Autobiographies

Preface is taken from The History of Neuroscience in Autobiography, Volume 1. See the complete online book series to download individual autobiographies.

Preface

Before the Alfred P. Sloan Foundation series of books began to appear in 1979, the scientific autobiography was a largely unfamiliar genre. One recalls Cajal's extraordinary Recollections of My Life, translated into English in 1937, and the little gem of autobiography written by Charles Darwin for his grandchildren in 1876. One supposes that this form of scientific writing is scarce because busy scientists would rather continue to work on scientific problems than to indulge in a retrospective exercise using a writing style that is usually outside their scope of experience. Yet, regardless of the nature of one's own investigative work, the scientific enterprise describes a community of activity and thought in which all scientists share. Indeed, an understanding of the scientific enterprise should in the end be accessible to anyone, because it is essentially a human endeavor, full of intensity, purpose, and drama that are universal to human experience.

While writing a full autobiographical text is a formidable undertaking, preparing an autobiographical chapter, which could appear with others in a volume, is perhaps less daunting work and is a project that senior scientists might even find tempting. Indeed, a venture of this kind within the discipline of psychology began in 1930 and is now in eight volumes (A History of Psychology in Autobiography). So it was that during my term as President of the Society for Neuroscience in 1993 to 1994, I developed the idea of collecting autobiographies from senior neuroscientists, who at this period in the history of our discipline are in fact pioneers of neuroscience. Neuroscience is quintessentially interdisciplinary, and careers in neuroscience come from several different cultures including biology, psychology, and medicine. Accounts of scientific lives in neuroscience hold the promise of being informative, interesting, and they could be a source of inspiration to students. Moreover, personal narratives provide for scientists and nonscientists alike an insight into the nature of scientific work that is simply not available in ordinary scientific writing.
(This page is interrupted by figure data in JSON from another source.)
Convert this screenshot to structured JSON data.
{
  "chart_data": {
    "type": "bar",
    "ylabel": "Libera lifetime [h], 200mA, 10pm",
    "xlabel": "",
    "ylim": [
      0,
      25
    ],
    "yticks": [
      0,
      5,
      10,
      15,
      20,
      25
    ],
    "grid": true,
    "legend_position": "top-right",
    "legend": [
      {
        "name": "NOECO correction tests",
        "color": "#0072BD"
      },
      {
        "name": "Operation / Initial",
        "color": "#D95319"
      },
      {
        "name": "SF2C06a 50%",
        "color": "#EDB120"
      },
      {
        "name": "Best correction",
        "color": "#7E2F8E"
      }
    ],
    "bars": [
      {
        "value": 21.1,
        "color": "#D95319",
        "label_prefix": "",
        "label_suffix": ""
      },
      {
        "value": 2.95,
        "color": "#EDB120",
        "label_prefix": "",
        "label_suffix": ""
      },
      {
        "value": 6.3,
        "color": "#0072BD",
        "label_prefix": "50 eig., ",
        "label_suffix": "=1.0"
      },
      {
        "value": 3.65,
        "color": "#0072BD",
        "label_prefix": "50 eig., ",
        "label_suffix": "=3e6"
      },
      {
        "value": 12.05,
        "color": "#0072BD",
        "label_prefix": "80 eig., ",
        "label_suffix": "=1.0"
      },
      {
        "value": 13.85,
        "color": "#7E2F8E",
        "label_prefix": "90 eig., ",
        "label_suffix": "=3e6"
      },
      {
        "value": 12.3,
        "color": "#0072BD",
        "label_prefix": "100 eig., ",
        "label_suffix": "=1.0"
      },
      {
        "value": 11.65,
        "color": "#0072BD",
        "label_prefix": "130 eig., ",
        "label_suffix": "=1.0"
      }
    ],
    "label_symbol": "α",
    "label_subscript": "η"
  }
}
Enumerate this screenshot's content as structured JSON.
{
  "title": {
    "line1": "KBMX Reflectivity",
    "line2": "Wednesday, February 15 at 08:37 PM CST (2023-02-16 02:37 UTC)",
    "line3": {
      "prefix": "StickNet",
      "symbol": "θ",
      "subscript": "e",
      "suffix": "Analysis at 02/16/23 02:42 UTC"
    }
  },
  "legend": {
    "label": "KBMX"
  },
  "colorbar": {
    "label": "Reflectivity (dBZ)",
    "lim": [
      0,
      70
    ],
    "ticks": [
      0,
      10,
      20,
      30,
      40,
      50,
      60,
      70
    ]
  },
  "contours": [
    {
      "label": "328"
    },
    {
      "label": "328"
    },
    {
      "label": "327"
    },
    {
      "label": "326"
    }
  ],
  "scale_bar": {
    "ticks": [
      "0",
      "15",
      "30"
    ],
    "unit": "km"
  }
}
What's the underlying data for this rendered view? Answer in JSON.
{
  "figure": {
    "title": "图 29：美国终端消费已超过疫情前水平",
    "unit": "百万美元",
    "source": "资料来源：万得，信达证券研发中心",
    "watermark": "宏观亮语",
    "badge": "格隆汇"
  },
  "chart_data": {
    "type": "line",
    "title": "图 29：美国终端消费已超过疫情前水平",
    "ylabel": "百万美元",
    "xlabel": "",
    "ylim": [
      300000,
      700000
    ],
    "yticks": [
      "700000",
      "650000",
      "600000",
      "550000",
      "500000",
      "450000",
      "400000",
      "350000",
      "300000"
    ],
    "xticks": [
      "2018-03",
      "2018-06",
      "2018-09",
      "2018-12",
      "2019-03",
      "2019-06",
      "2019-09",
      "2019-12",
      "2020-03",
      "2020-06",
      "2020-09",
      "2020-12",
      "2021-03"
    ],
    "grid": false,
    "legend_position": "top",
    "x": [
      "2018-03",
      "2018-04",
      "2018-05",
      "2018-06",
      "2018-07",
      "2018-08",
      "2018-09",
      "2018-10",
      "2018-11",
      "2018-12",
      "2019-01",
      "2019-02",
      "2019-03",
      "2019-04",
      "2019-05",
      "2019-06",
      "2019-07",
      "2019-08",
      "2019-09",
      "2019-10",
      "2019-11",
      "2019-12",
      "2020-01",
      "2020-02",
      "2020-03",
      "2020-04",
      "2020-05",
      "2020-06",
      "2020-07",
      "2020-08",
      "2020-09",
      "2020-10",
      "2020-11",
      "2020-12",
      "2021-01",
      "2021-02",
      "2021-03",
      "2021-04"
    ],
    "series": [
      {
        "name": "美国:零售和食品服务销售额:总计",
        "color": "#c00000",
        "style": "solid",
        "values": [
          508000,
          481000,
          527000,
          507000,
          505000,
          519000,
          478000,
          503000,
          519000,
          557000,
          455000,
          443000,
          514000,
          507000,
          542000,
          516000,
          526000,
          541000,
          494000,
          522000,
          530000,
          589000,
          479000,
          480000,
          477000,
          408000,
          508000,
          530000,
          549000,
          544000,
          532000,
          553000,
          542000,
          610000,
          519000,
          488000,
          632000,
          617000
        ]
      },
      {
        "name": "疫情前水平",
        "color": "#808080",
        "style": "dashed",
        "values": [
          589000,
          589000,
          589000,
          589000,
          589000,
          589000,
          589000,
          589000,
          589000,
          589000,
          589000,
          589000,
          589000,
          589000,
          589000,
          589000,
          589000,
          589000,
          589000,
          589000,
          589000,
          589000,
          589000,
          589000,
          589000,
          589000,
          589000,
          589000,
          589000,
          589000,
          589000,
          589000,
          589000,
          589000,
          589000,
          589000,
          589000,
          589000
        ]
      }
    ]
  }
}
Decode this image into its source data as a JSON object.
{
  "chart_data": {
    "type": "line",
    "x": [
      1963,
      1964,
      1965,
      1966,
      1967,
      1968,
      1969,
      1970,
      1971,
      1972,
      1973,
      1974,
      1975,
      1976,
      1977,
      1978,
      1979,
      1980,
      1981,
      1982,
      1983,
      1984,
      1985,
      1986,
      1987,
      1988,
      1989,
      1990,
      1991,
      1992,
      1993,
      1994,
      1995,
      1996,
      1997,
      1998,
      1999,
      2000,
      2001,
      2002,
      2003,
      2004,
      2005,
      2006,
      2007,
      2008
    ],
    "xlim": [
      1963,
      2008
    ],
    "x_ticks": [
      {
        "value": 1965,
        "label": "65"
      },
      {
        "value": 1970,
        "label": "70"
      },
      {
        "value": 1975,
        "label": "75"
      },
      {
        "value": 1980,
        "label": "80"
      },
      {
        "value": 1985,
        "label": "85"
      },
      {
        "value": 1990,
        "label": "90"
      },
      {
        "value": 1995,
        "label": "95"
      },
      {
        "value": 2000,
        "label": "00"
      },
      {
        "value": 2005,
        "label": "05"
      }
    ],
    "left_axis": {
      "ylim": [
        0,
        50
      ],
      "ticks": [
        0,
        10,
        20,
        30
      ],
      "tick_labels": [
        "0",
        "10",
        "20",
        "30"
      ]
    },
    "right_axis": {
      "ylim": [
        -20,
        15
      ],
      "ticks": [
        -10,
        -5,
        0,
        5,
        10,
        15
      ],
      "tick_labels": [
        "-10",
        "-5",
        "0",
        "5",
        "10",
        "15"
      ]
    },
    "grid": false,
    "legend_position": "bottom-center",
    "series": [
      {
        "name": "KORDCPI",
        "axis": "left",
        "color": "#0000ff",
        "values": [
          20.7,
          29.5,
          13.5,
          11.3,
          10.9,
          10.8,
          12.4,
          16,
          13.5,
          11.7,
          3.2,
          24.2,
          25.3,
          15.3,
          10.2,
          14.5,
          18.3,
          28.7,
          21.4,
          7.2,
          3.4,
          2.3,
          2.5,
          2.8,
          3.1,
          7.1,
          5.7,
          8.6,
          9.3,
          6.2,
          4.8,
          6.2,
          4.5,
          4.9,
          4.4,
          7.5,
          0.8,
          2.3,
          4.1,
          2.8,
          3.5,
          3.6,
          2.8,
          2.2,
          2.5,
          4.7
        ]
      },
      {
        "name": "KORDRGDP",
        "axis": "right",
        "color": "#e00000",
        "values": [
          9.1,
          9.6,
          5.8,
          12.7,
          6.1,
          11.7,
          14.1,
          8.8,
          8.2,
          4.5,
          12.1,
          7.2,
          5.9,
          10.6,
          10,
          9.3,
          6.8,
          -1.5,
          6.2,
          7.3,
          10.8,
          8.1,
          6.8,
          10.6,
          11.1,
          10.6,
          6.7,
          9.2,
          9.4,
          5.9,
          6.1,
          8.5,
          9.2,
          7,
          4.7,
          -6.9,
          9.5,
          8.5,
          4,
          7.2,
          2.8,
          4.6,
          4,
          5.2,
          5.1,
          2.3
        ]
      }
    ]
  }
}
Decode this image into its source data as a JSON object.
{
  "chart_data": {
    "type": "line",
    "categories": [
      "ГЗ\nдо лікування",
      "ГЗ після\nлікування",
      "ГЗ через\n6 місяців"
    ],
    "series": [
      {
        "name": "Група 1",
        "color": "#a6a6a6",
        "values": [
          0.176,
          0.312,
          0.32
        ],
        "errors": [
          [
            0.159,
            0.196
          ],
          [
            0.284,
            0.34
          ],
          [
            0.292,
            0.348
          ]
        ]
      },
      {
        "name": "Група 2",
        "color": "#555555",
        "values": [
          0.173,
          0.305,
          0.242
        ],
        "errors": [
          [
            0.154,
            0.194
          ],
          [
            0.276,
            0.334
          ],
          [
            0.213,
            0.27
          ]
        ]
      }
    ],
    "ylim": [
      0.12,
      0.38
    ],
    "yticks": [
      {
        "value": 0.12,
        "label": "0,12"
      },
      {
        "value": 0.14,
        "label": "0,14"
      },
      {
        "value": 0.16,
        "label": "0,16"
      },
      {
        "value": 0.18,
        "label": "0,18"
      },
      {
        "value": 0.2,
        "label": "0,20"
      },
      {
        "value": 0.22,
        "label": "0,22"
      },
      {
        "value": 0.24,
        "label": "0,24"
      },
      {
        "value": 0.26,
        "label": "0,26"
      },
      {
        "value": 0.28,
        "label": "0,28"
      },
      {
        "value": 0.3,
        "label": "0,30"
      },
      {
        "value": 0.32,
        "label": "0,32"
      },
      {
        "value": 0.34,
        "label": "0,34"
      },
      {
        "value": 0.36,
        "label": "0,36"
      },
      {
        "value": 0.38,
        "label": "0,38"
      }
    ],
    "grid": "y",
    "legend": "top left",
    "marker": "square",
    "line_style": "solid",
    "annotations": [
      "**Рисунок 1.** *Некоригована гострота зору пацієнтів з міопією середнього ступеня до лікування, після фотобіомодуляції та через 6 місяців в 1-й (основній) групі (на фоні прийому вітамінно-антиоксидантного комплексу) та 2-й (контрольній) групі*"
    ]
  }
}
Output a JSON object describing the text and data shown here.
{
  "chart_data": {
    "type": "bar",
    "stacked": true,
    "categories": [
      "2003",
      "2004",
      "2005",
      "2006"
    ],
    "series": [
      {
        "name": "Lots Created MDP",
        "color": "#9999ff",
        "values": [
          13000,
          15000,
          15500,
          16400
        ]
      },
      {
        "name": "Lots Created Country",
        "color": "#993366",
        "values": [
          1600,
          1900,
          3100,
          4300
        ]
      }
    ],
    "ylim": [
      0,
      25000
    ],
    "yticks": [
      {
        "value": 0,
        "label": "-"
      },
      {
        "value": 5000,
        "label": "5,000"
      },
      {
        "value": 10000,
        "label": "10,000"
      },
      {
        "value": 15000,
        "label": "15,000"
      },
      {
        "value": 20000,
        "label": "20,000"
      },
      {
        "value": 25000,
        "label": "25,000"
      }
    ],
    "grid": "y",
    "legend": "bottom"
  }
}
This volume does have a forerunner in neuroscience. In 1975, MIT Press published The Neurosciences: Paths of Discovery, a collection of 30 chapters in commemoration of F.O. Schmitt's 70th birthday edited by F. Worden, J. Swazey, and G. Adelman. The contributing neuroscientists, all leaders of their discipline, described the paths of discovery that they had followed in carrying on their work. While writing in the style of the conventional review article, some authors did include a good amount of anecdote, opinion, and personal reflection. A second, similar volume appeared in 1992, The Neurosciences: Paths of Discovery II, edited by F. Samson and G. Adelman.

In any case, neuroscience writing that is deliberately and primarily autobiographical has not been collected before. This project, The History of Neuroscience in Autobiography, is the first major publishing venture of the Society for Neuroscience after The Journal of Neuroscience. The book project was prepared with the active cooperation of the Committee on The History of Neuroscience, which serves as an editorial board for the project. The first chairperson of the committee was Edward (Ted) Jones; its members were Albert Aguayo, Ted Melnechuk, Gordon Shepherd, and Ken Tyler. This group compiled the names and carried out the deliberations that led to the first round of invitations. In 1995 Larry Swanson succeeded Ted Jones as chair of the committee, and as we go to press with Volume 1 the committee members are Albert Aguayo, Bernice Grafstein, Ted Melnechuk, Dale Purves, and Gordon Shepherd.

In the inaugural volume of the series, we are delighted to be able to present together 17 personal narratives by some of the true pioneers of modern neuroscience. The group includes four Nobel Laureates and 11 members or foreign associates of the National Academy of Sciences, USA. The contributors did their scientific work in the United States, Canada, England, Australia, France, and Sweden. It is difficult to imagine a finer group of scientists with which to inaugurate our autobiographical series. The autobiographical chapters that appear here are printed essentially as submitted by the authors, with only light technical editing. Accordingly, the chapters are the personal perspectives and viewpoints of the authors and do not reflect material or opinon from the Society for Neuroscience.

Preparation of this volume depended critically on the staff of the book's publisher, the Society for Neuroscience. The correspondence, technical editing, cover design, printing, and marketing have all been coordinated by the Society's Central Office, under the superb direction of Diane M. Sullenberger. I thank her and her assistants Stacie M. Lemick (publishing manager) and Danielle L. Culp (desktop publisher) for their dedicated and skillful work on this project, which was carried out in the midst of the demands brought by the first in-house years of the Society's Journal of Neuroscience. I also thank my dear friend Nancy Beang (executive director of the Society for Neuroscience) who from the beginning gave her full enthusiasm to this project.